Compound 8, di-2-cyanoethyl-3-aminopropyl-O-β-cholesterol ether (51% yield). ¹H-NMR (300 MHz, CDCl₃) δ (ppm): 0.65 (s, 3 H; H-18′), 0.84 (d, J = 6.6 Hz, 6 H; H-26′, H-27′), 0.89 (d, J = 6.6 Hz, 3 H; H-21′), 0.98–1.60 (m, 24 H; cholesterol), 1.62–2.00 (m, 7 H; H-2, H-2′, H-7′, H-8′), 2.10–2.37 (m, 2 H; H-24′), 2.46 (t, J = 6.9 Hz, 4 H; H-5, H-8), 2.62 (t, J = 6.9 Hz, 2 H; H-3), 2.83 (t, J = 6.9 Hz, 4 H; H-4, H-7), 3.12 (m, 1 H; H-3′), 3.51 (t, J = 6 Hz, 2 H; H-1), 5.33 (d, J = 5.1 Hz, 1 H; H-6′).

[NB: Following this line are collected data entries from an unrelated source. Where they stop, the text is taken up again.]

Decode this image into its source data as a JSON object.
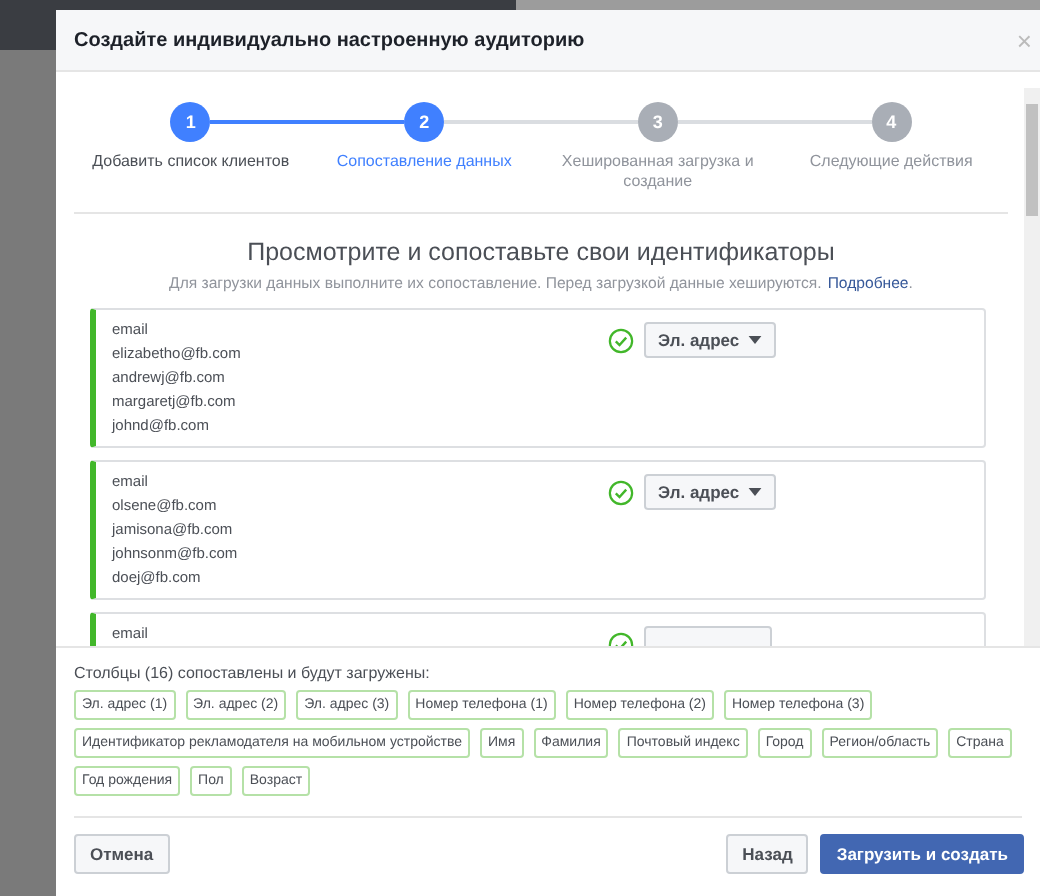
{
  "dialog": {
    "title": "Создайте индивидуально настроенную аудиторию",
    "close": "×"
  },
  "steps": [
    {
      "number": "1",
      "label": "Добавить список клиентов",
      "completed": true,
      "selected": false
    },
    {
      "number": "2",
      "label": "Сопоставление данных",
      "completed": false,
      "selected": true
    },
    {
      "number": "3",
      "label": "Хешированная загрузка и создание",
      "completed": false,
      "selected": false
    },
    {
      "number": "4",
      "label": "Следующие действия",
      "completed": false,
      "selected": false
    }
  ],
  "heading": "Просмотрите и сопоставьте свои идентификаторы",
  "subtitle": "Для загрузки данных выполните их сопоставление. Перед загрузкой данные хешируются.",
  "subtitle_link": "Подробнее",
  "subtitle_end": ".",
  "columns": [
    {
      "header": "email",
      "values": [
        "elizabetho@fb.com",
        "andrewj@fb.com",
        "margaretj@fb.com",
        "johnd@fb.com"
      ],
      "matched": true,
      "mapping": "Эл. адрес"
    },
    {
      "header": "email",
      "values": [
        "olsene@fb.com",
        "jamisona@fb.com",
        "johnsonm@fb.com",
        "doej@fb.com"
      ],
      "matched": true,
      "mapping": "Эл. адрес"
    },
    {
      "header": "email",
      "matched": true
    }
  ],
  "summary": "Столбцы (16) сопоставлены и будут загружены:",
  "tags": [
    "Эл. адрес (1)",
    "Эл. адрес (2)",
    "Эл. адрес (3)",
    "Номер телефона (1)",
    "Номер телефона (2)",
    "Номер телефона (3)",
    "Идентификатор рекламодателя на мобильном устройстве",
    "Имя",
    "Фамилия",
    "Почтовый индекс",
    "Город",
    "Регион/область",
    "Страна",
    "Год рождения",
    "Пол",
    "Возраст"
  ],
  "buttons": {
    "cancel": "Отмена",
    "back": "Назад",
    "submit": "Загрузить и создать"
  }
}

COS-7 cells were seeded onto 12 mm coverslips at a density of 6 × 104 cells in 24-well plates for 24 h. The plasmid was covalently labeled with the Label IT Cy3 nucleic acid labeling kit (Mirus, Chicago, IL, USA). Oregon Green 488 dextran; 70,000 MW (50 μg/400 μL, Molecular probe, Leiden, The Netherlands) and Cy3-labeled DNA using liposome B were added to the cells for 1 h to allow simultaneous uptake in the presence of serum. Cells were fixed with 500 μL of 4% paraformaldehyde for 10 min at room temperature. Fluorescence images were taken via confocal microscopy (Leica TCS SP2, Solms, Germany) in sequential mode to eliminate emission cross-talk between two dyes.

Scheme S1.:

Synthesis of new cationic lipids. (a) Acrylonitrile, 18-crown-6, aqueous KOH/CH₂Cl₂ (yield: 100%); (b) NiCl₂·6H₂O, Boc₂O, NaBH₄/MeOH (yield: 3, 93%; 6, 80%; 9, 68%); (c) TFA/CH₂Cl₂ (yield: 4, 85%; 7, 65%; 10, 67%); (d) Acrylonitrile/MeOH, reflux (yield: 5, 42%; 8, 51%; overall, 93%).

Figure S1.:

Cellular uptake of the liposome B/DNA complex. We examined the colocalization of lipoplexes with Oregon Green 488-labeled dextran 70,000 molecular weight (dextran 70,000), a known macropinocytic pathway marker. COS-7 cells were incubated with dextran 70,000 (green) and lipoplex B containing Cy3-labeled DNA (red). Images were obtained using confocal microscopy 1 h after transfection. Scale bar: 10 μm.